Grief, it’s been said, demands an answer—and wherever one is not readily available, it will inevitably be created. This much seems borne out in both artists’ contributions, each having allowed personal narrative to shape her art to singular but similarly provocative ends. This is vulnerable, even confessional work—and in that alone, there’s compelling content, a vital edge. But to reduce these works to mere symptoms of trauma would be to miss what makes their pairing so rich. Each artist has been outspoken in approaching her work as a potential means of healing. It’s an intrinsically hopeful, outwardly reaffirming notion, of course, but more importantly, it also implies a process undertaken. To heal properly, there can be no avoidance of what pains us; one must work with in order to work through. But as seen in the architectural ruin, decay is always a twofold proposition: even in denoting a loss, it promises a flourishing to follow.

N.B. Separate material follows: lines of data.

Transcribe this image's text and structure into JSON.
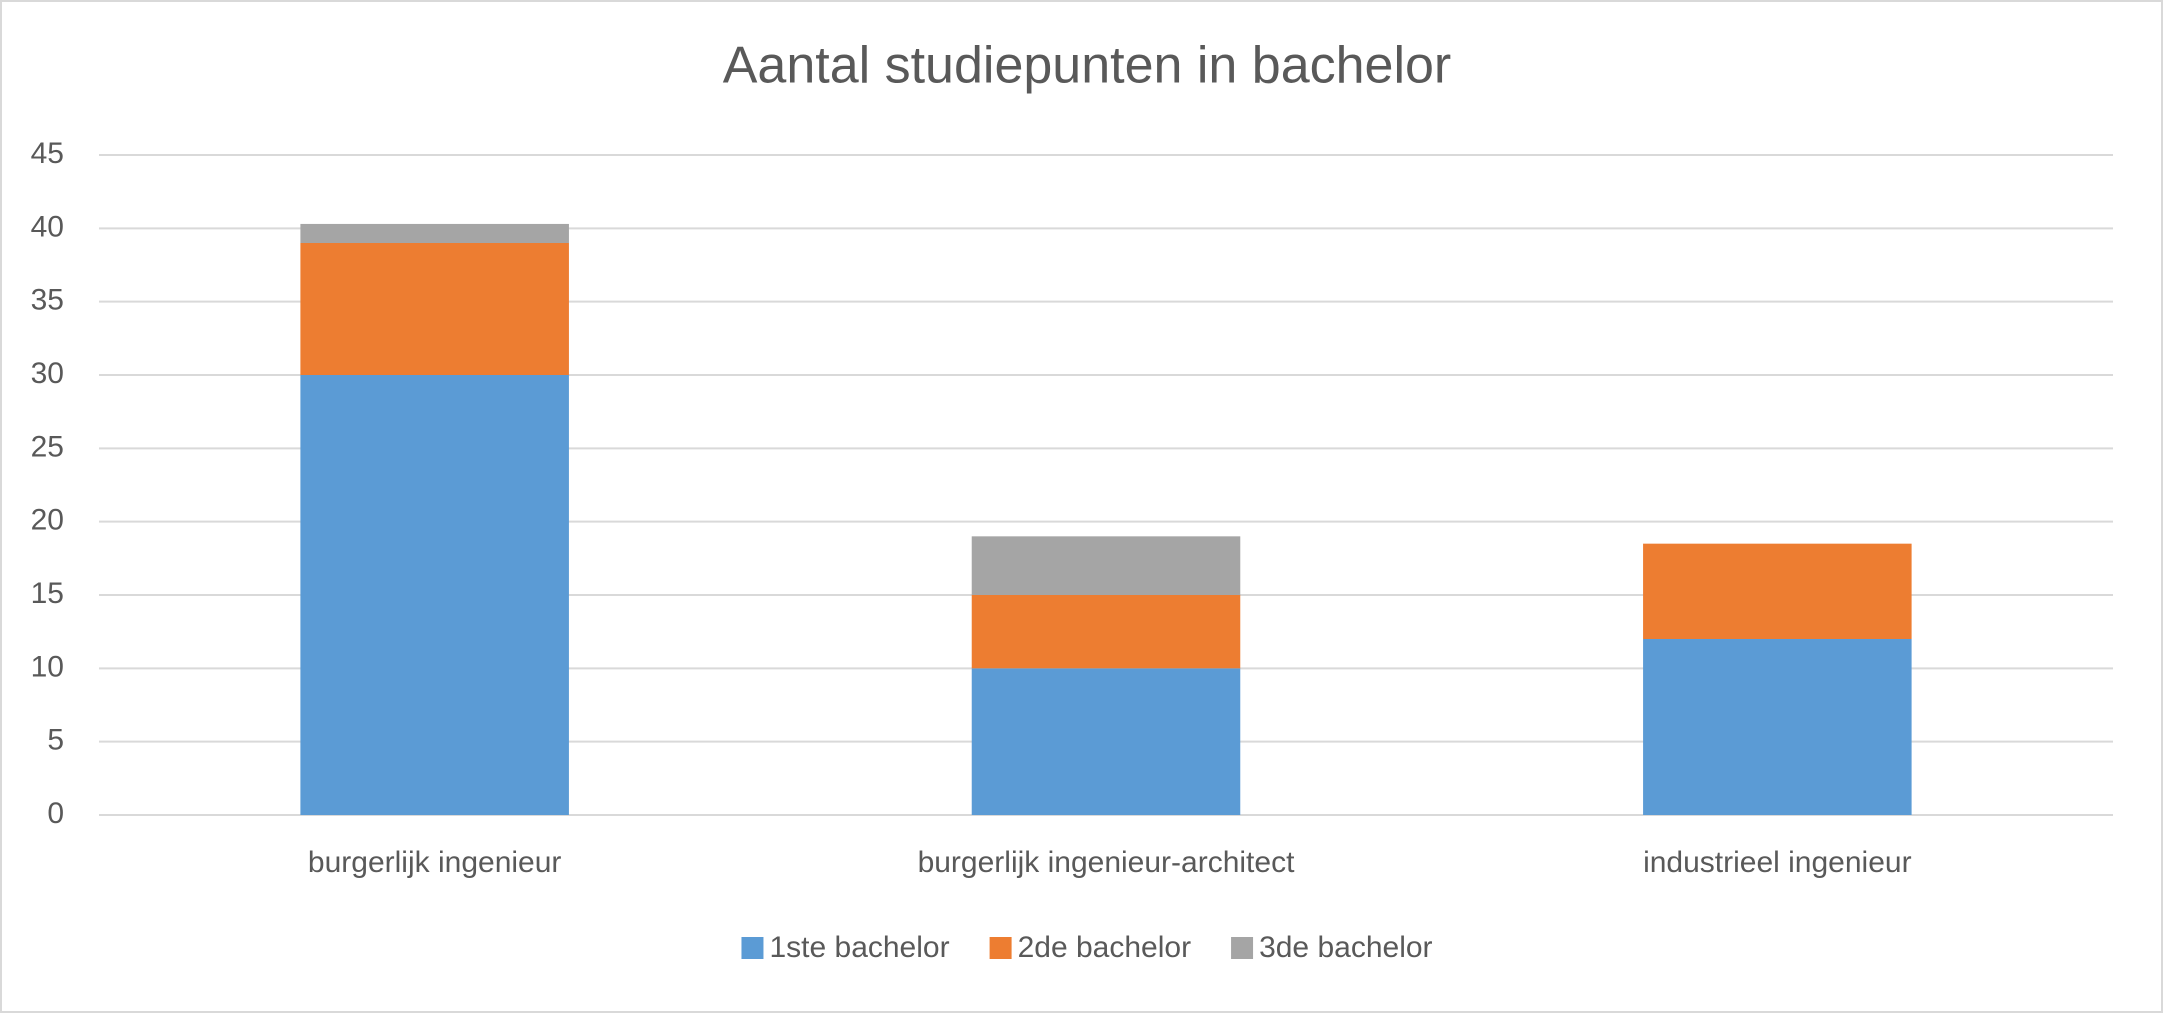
{
  "chart_data": {
    "type": "stacked_bar",
    "title": "Aantal studiepunten in bachelor",
    "categories": [
      "burgerlijk ingenieur",
      "burgerlijk ingenieur-architect",
      "industrieel ingenieur"
    ],
    "series": [
      {
        "name": "1ste bachelor",
        "color": "#5b9bd5",
        "values": [
          30,
          10,
          12
        ]
      },
      {
        "name": "2de bachelor",
        "color": "#ed7d31",
        "values": [
          9,
          5,
          6.5
        ]
      },
      {
        "name": "3de bachelor",
        "color": "#a5a5a5",
        "values": [
          1.3,
          4,
          0
        ]
      }
    ],
    "ylim": [
      0,
      45
    ],
    "yticks": [
      0,
      5,
      10,
      15,
      20,
      25,
      30,
      35,
      40,
      45
    ],
    "grid": true,
    "legend": "bottom"
  }
}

This is precisely the dual interest of an artist’s aestheticizing of her grief: on one level, it’s an act of confronting, of assuaging, of coming to terms. It’s personal, and thus direct. At the same time, to render decorative is to translate, to reinvent. It provides a slight distance which allows all involved—artist included—to experience (and, indeed, enjoy) the work, in both sentiment and formal strategy, as relating to a broader context. This, I think, is the underlying message being offered in “Endless Revisions.” Confirmed in these works is the idea that a process as personal as grieving finds both articulation and relief when—and, more to the point, because—it is outwardly extended. This, in the end, is the pull of both Rama’s and Sneider’s displays: the notion that through an unflinching engagement of the personal, we might finally arrive at the mutual.